MORGAN’NIN YARDIMI SONA ERİYOR
1904 Martı, Elektrik Dünyası ve Mühendisliği dergisinde, Tesla, Kanada Niyagara Enerji firmasının telsiz enerji iletim sisteminin uygulamasını istediğini ve bunun için 10 milyon Voltluk gerilimde 10000 beygir gücü dağıtabilecek bir sistem kullanmayı istediğini açıkladı.
Niyagara projesi asla gerçekleşmedi. Fakat gösterişli Long Island’ın kaderine etki yaptı. Aydınlığa çıkmayan nedenler yüzünden, J.P. Morgan düşüncesini değiştirdi, ve Tesla’nın para kaynağı birden kurudu. Başlangıçta Tesla, Morgan’ının hemen hemen bitmek üzere olan işin tamamlanmasını sağlayamayacağına inanmak istemedi, ama Morgan’ının geri çekilişi ani ve kesin oldu. Endüstri tarihçileri bu durumun nedenini merak ederler, Neden Morgan sabrını tüketti? Ünlerine inandığı mühendisler, Broşürde açıkça yer alan Tesla’nın görüşlerinin saçma olduğuna ve parasının ümitsiz bir hayla için harcadığına mı onu ikna ettiler? Yoksa Tesla’nın vaktini ve parasını Niyagara Projesine sarf ettiğine mi şüphelendi? Bunun aslı bilinmeyecektir.

MANTIKSIZ BİR SAYGISIZLIK
Birinci Dünya Savaşı sırasında, ulusal savunma adına çok saçma saygısızlıklar öne sürüldü. Garip bir nedene göre (veya nedensiz) Long Island, Wardenclyffe’deki Tesla’nın şanslı kulesinin A.B.D. Emniyetini tehlikeye soktuğuna ve tahrip edilmesi gerektiğine karar verildi.
Kablo bağlayarak yüksek yapıyı öne çekip, dengesini bozmak için yapılan boş teşebbüslerden sonra, en sonunda temelini dinamitleyerek, devrildi. O zaman bile, kule çökerken parçalanmadı. Zedelenmeksizin yana yattı, ve en sonunda parça parça söküldü.
Fakat bu yapı parçalanmalıydı? Nedeni bilinmiyor.

RADYO FERAKANS ALTERNATÖR
1890’da Tesla yüksek frekans AA üreteçlerini yapmıştı.184 kutuplu olan bir tanesi 10 kHz ‘lik çıkış veriyordu. Daha sonra,20 kHz kadar yüksek frekansları elde etti. Ancak on yıl sonra 50 kwa çıkışlı radyo frekans üretecine Reginald Fessenden geliştirdi.
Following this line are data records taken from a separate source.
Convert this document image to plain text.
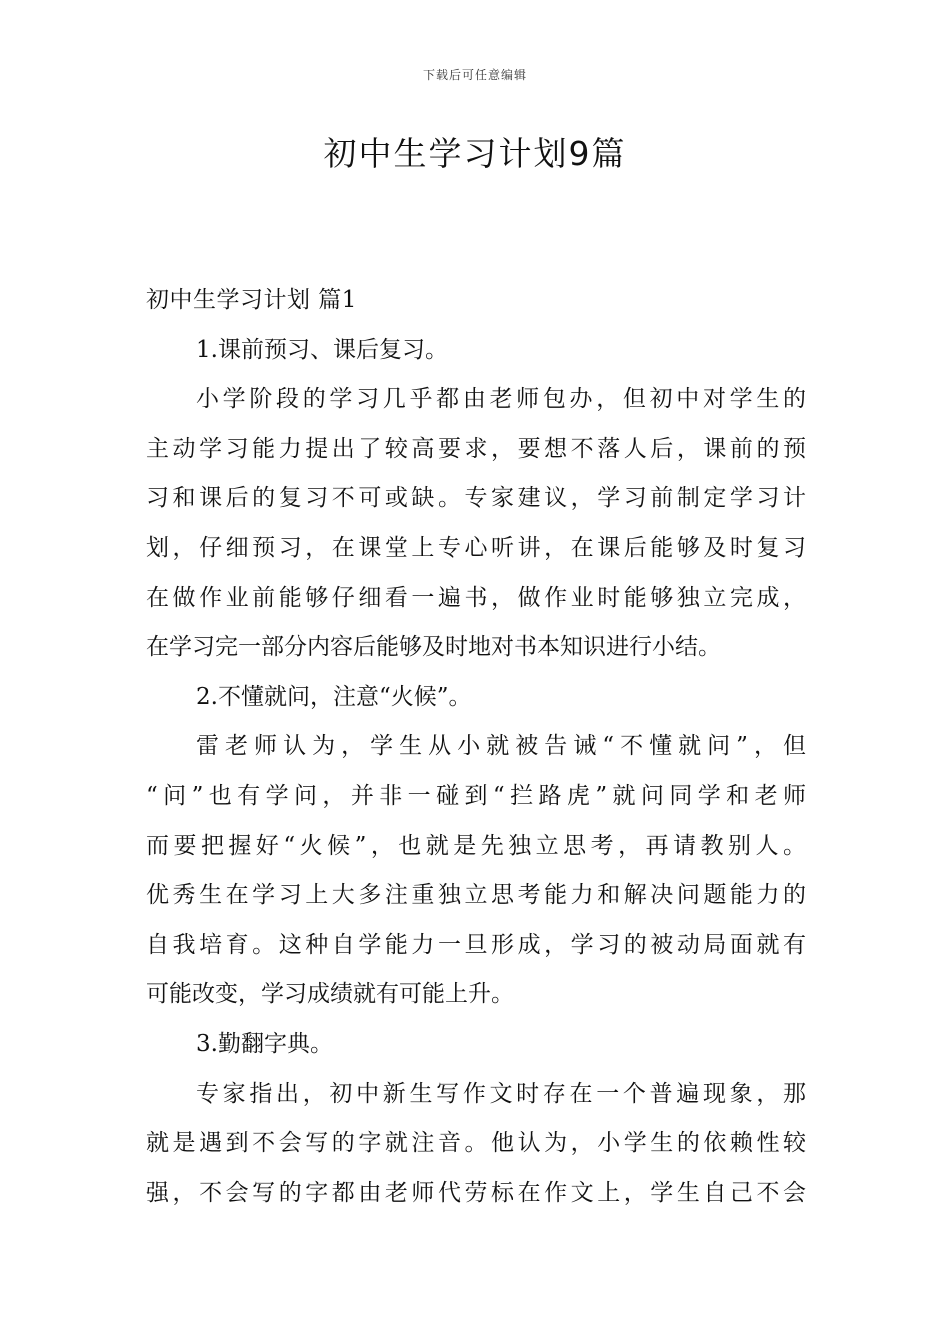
下载后可任意编辑
初中生学习计划9篇
初中生学习计划 篇1
1.课前预习、课后复习。
小学阶段的学习几乎都由老师包办，但初中对学生的
主动学习能力提出了较高要求，要想不落人后，课前的预
习和课后的复习不可或缺。专家建议，学习前制定学习计
划，仔细预习，在课堂上专心听讲，在课后能够及时复习
在做作业前能够仔细看一遍书，做作业时能够独立完成，
在学习完一部分内容后能够及时地对书本知识进行小结。
2.不懂就问，注意“火候”。
雷老师认为，学生从小就被告诫“不懂就问”，但
“问”也有学问，并非一碰到“拦路虎”就问同学和老师
而要把握好“火候”，也就是先独立思考，再请教别人。
优秀生在学习上大多注重独立思考能力和解决问题能力的
自我培育。这种自学能力一旦形成，学习的被动局面就有
可能改变，学习成绩就有可能上升。
3.勤翻字典。
专家指出，初中新生写作文时存在一个普遍现象，那
就是遇到不会写的字就注音。他认为，小学生的依赖性较
强，不会写的字都由老师代劳标在作文上，学生自己不会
Bu makine, general electric tarafından 200 kWa ‘ya çıkarıldı ve Fessenden’in ilk alternatörlerini kuran, çalışmasını kontrol eden adamın adı verilerek, Alexanderson alternatörü satışa çıkarıldı.
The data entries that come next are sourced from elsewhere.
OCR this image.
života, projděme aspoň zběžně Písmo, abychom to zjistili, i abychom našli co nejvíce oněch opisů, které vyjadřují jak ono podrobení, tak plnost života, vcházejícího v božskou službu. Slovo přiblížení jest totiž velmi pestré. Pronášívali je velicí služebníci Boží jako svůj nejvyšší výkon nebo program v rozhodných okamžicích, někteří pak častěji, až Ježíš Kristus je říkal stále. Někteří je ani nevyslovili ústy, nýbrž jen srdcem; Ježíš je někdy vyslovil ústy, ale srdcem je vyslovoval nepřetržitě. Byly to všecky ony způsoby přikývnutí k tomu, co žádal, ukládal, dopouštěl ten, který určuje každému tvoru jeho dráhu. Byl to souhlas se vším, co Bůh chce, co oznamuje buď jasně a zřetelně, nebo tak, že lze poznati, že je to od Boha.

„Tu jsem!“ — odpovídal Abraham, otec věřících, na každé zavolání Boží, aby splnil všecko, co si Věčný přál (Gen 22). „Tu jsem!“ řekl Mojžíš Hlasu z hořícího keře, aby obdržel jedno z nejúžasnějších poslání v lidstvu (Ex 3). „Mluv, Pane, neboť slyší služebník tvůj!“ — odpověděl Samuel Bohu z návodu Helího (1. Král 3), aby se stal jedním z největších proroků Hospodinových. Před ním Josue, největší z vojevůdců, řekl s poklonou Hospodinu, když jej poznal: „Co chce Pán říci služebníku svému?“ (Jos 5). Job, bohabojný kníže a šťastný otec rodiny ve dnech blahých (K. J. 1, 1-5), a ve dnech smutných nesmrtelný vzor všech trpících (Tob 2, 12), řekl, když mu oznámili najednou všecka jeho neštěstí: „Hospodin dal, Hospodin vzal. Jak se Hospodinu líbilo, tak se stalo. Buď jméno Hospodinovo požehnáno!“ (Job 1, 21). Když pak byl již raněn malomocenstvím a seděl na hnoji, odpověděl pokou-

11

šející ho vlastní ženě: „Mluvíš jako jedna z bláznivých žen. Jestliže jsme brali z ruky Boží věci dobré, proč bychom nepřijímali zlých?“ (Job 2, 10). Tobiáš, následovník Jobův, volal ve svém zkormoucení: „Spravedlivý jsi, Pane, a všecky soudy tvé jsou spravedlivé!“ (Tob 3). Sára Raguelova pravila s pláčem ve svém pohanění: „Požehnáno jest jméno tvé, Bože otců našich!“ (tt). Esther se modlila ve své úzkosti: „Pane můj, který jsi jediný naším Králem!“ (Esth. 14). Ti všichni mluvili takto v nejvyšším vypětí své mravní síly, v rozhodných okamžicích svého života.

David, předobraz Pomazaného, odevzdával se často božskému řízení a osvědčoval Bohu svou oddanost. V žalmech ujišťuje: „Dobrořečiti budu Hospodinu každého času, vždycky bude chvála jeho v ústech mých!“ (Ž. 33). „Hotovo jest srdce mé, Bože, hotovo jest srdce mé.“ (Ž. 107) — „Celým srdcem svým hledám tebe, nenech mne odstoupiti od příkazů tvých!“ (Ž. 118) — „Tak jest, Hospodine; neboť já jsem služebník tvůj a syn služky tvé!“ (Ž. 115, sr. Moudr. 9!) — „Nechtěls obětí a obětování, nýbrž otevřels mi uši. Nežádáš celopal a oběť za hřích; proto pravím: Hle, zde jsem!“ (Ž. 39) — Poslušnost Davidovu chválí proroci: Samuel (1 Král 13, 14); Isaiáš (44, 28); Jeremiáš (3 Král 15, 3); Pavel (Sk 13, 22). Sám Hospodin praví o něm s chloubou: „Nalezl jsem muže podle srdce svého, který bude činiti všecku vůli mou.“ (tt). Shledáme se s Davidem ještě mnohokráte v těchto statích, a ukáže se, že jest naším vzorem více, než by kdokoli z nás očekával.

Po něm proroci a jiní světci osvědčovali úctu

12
Hemen hemen dünya kablolarının çoğunu elinde tutan İngiliz işadamlarının, bu makineye ait patentleri elde etmek üzere oldukları görülünce, A.B.D.Donanmasının acele çağrısıyla ‘’Radıo Corporatıon of America,(RCA)’’ şirketi kuruldu. Yeni firmanın 1919’da kurulmasıyla, Marconi Wireless Telegraph Co.of America firmasının güçlü fakat yetersiz,Marconi kıvılcımlı vericileri,çok başarılı olan RF alternatörleriyle yer değiştirdiler.
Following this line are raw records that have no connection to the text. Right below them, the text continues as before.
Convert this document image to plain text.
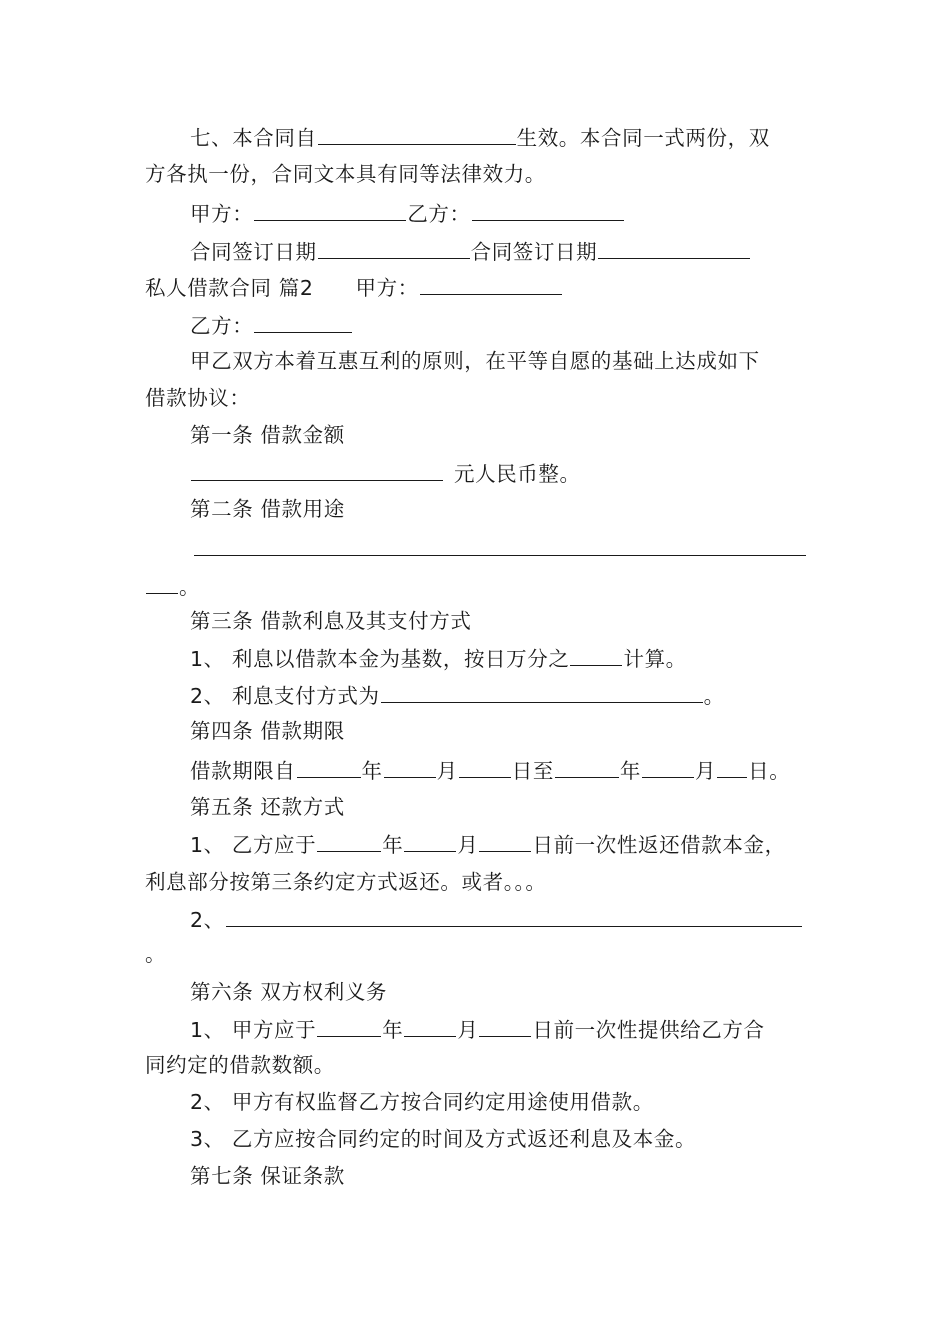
七、本合同自	生效。本合同一式两份，双
方各执一份，合同文本具有同等法律效力。
甲方：	乙方：
合同签订日期	合同签订日期
私人借款合同 篇2 甲方：
乙方：
甲乙双方本着互惠互利的原则，在平等自愿的基础上达成如下
借款协议：
第一条 借款金额
元人民币整。
第二条 借款用途
。
第三条 借款利息及其支付方式
1、 利息以借款本金为基数，按日万分之	计算。
2、 利息支付方式为	。
第四条 借款期限
借款期限自	年	月	日至	年	月 日。
第五条 还款方式
1、 乙方应于	年	月	日前一次性返还借款本金，
利息部分按第三条约定方式返还。或者。。。
2、
。
第六条 双方权利义务
1、 甲方应于	年	月	日前一次性提供给乙方合
同约定的借款数额。
2、 甲方有权监督乙方按合同约定用途使用借款。
3、 乙方应按合同约定的时间及方式返还利息及本金。
第七条 保证条款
Birincisi N.J.New Bruswick’te kuruldu.200kW’da 21,8 kHz frekanslı titreşim oluşturdu ve ticari işte kullanıldı. Bu ilk, sürekli, güvenilir Atlantik aşırı radyo servisi idi. Bu alternatörler, Tesla’nın kulesinin yerine, Radyo merkezinin tüm güçlerini sağladı. Böylece Nicola Tesla’nın Dünya çapında telsiz hayali,30 sene sonra, icat ettiği vericinin kullanılmasıyla gerçekleştirildi.
RADAR VE TÜRBİNLER
Tesla, birçok alanlarda yaratıcı araştırmalara devam etti.1917’de uzaktaki cisimlerin üzerine kısa dalga darbeleri gönderip, yansıyan kısa dalga darbelerinin bir filorasan ekran üzeride toplanmasıyla izlenebileceklerini açıkladı. Eğer bu radar değilse, neydi? Diğer bilim adamlarının varlıklarını keşfetmelerinden 20 yıl önce, kozmik ışınları açıkladı.1929’a kadar çeşitli zamanlarda, buhar ve gaz için ”kepçesiz” yüksek hızlı türbinler üzerinde çalıştı. Kolay öfkelenen Tesla ile Edison Waterside Enerji tesisi ve Allis Chalmers fabrikasındaki araştırmalarında onunla çalışan bazı mühendis ve yardımcıları arasında ortaya çıkan sürtüşme, aleyhine oldu. Bugün, düz rotorlu Tesla türbinlerinin sonucu hakkında hiçbir bilgimiz yoktur.
Yıllar geçtikçe, ondan, gittikçe daha az haber alınmaya başladı. Bazen gazeteci ve biyografi yazarları onu arayıp mülâkat yapmak istiyorlardı. Gittikçe garipleşti, gerçeklerden uzaklaştı aldatıcı hayalciliğe yöneldi. Not alma alışkanlığın edinmemişti. Her zaman tüm araştırma ve deneylerine ait tüm bilgiyi aklında tutabildiğini iddia ve ispat etti.150 sene yaşamaya kararlı olduğunu ve 100 yaşının üstüne eriştiği zaman, araştırma ve deneyleri sırasında topladığı bütün bilgiyi etraflıca anlatarak, anılarını yazacağını söylerdi. İkinci Dünya savaşı sırasında öldüğü zaman kasasına askeri yöneticiler el koydular ve kayıtların cinsine ait herhangi bir şey duyulmadı. Olsaydı açıklanırdı, sanırız.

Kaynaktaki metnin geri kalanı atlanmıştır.